Dems Declare EV War on Musk
Gavin Newsom and Joe Biden are trying to stack the deck against Tesla, Elon Musk’s highly successful electric vehicle enterprise.
Over its history, Tesla has become the most recognized maker of electric vehicles. This has given Elon Musk the pocket change to buy Twitter and grow his other ventures, such as SpaceX and The Boring Company.
All that Tesla growth, though, has come at a price — for taxpayers. While Tesla is a household word among EVs, its growth came with a lot of help from government at both the federal and state levels. As The Wall Street Journal points out: “In 2009 the Obama Administration helped Tesla get out of the gate with a $465 million loan. California also exempted Tesla’s equipment purchases from sales tax to induce it to build a factory in the state. Tesla boasted a near monopoly on EVs for many years, and it has benefited from the $7,500 per vehicle federal tax credit and California’s rebates that ranged from $2,000 to $7,500.”
Due to a budget hole, California’s EV rebate program came to an end last year, but Governor Gavin Newsom is vowing to restore it if President Trump does away with the federal program as he’s threatened. However, Newsom’s renewal will come with a major exception: Tesla buyers won’t be allowed to partake in the tax savings. Why not? As a Newsom spokesperson said, their exclusion will “promote competition” because Tesla holds a market share of over 50%.
But Scott Pinsker of PJ Media reveals the real truth, asking, “Why does Newsom want to reinstate the EV tax credit, but deliberately exclude Tesla? Simple: BMW and Hyundai aren’t jeopardizing Newsom’s power base. By contrast, Musk and Tesla are — which is why they must be singled out and punished.” Punished just like California drivers of gas-powered vehicles, who will be coughing up an extra $1,000 a year or more for gasoline that conforms with more stringent emission standards as well as supply requirements that require refiners to maintain ready stocks of gasoline.
On the other hand, Rivian, which manufactures an EV truck and SUV, is gaining largesse from both the federal government and two states. Illinois is pledging $827 million in incentives for Rivian to expand production at its plant there, but more importantly, the federal government is reportedly giving a $6 billion loan to Rivian to build a new plant in Georgia with the capacity to make 400,000 SUVs and crossovers. This goes along with $1.5 billion in state incentives announced back in 2021 when the plant was supposed to go online in 2024 with the promise of 7,500 jobs.
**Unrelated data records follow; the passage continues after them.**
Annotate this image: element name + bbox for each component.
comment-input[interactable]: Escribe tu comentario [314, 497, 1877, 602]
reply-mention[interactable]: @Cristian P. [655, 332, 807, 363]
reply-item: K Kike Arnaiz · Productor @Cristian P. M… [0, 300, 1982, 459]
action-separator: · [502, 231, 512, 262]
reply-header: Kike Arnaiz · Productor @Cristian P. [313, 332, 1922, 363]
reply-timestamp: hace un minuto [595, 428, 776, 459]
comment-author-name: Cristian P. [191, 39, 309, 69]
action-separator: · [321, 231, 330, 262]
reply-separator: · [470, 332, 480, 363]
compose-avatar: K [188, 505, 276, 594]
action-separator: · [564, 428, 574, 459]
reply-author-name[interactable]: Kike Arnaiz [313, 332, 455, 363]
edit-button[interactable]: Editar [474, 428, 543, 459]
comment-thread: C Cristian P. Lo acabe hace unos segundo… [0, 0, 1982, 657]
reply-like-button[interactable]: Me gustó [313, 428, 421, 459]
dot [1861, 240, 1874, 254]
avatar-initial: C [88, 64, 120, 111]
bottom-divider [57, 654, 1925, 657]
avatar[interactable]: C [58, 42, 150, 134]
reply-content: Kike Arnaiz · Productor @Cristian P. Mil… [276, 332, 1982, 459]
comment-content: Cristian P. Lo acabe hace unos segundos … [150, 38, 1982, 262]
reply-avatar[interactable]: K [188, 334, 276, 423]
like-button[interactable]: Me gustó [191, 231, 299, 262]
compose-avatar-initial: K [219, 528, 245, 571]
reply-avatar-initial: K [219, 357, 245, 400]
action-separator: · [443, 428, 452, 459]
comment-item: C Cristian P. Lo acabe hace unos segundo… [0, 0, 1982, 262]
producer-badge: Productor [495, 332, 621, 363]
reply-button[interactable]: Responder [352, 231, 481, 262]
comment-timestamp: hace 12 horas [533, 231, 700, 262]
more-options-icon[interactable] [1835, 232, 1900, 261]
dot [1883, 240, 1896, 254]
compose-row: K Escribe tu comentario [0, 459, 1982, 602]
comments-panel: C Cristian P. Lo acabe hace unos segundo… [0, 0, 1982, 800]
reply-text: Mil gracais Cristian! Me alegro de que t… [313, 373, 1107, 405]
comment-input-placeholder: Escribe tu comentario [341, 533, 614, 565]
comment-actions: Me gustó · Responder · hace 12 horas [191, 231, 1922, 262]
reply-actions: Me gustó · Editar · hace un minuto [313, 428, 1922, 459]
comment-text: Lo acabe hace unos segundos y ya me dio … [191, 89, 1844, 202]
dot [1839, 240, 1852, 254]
At $6 billion, the per-job cost is “insane,” according to former GOP presidential candidate and DOGE co-director Vivek Ramaswamy, who said the loan — to a company that reportedly is losing almost $40,000 on each vehicle it sells — “smells more like a political shot across the bow” at Musk and Tesla.
At this point, it’s worth remembering that Elon Musk was once the darling of the Left — until they went off the deep end. And that was before he bought X and began palling around with Donald Trump. Now Elon’s dead to them, and Trump is enjoying his company.
Thanks to his new role in the aforementioned Department of Government Efficiency, though, Musk may be able to get the last laugh on Gavin Newsom and Joe Biden’s excessive federal subsidies. And that would benefit everyone else — especially those of us who neither have the desire for an EV nor want to help pay for someone else’s.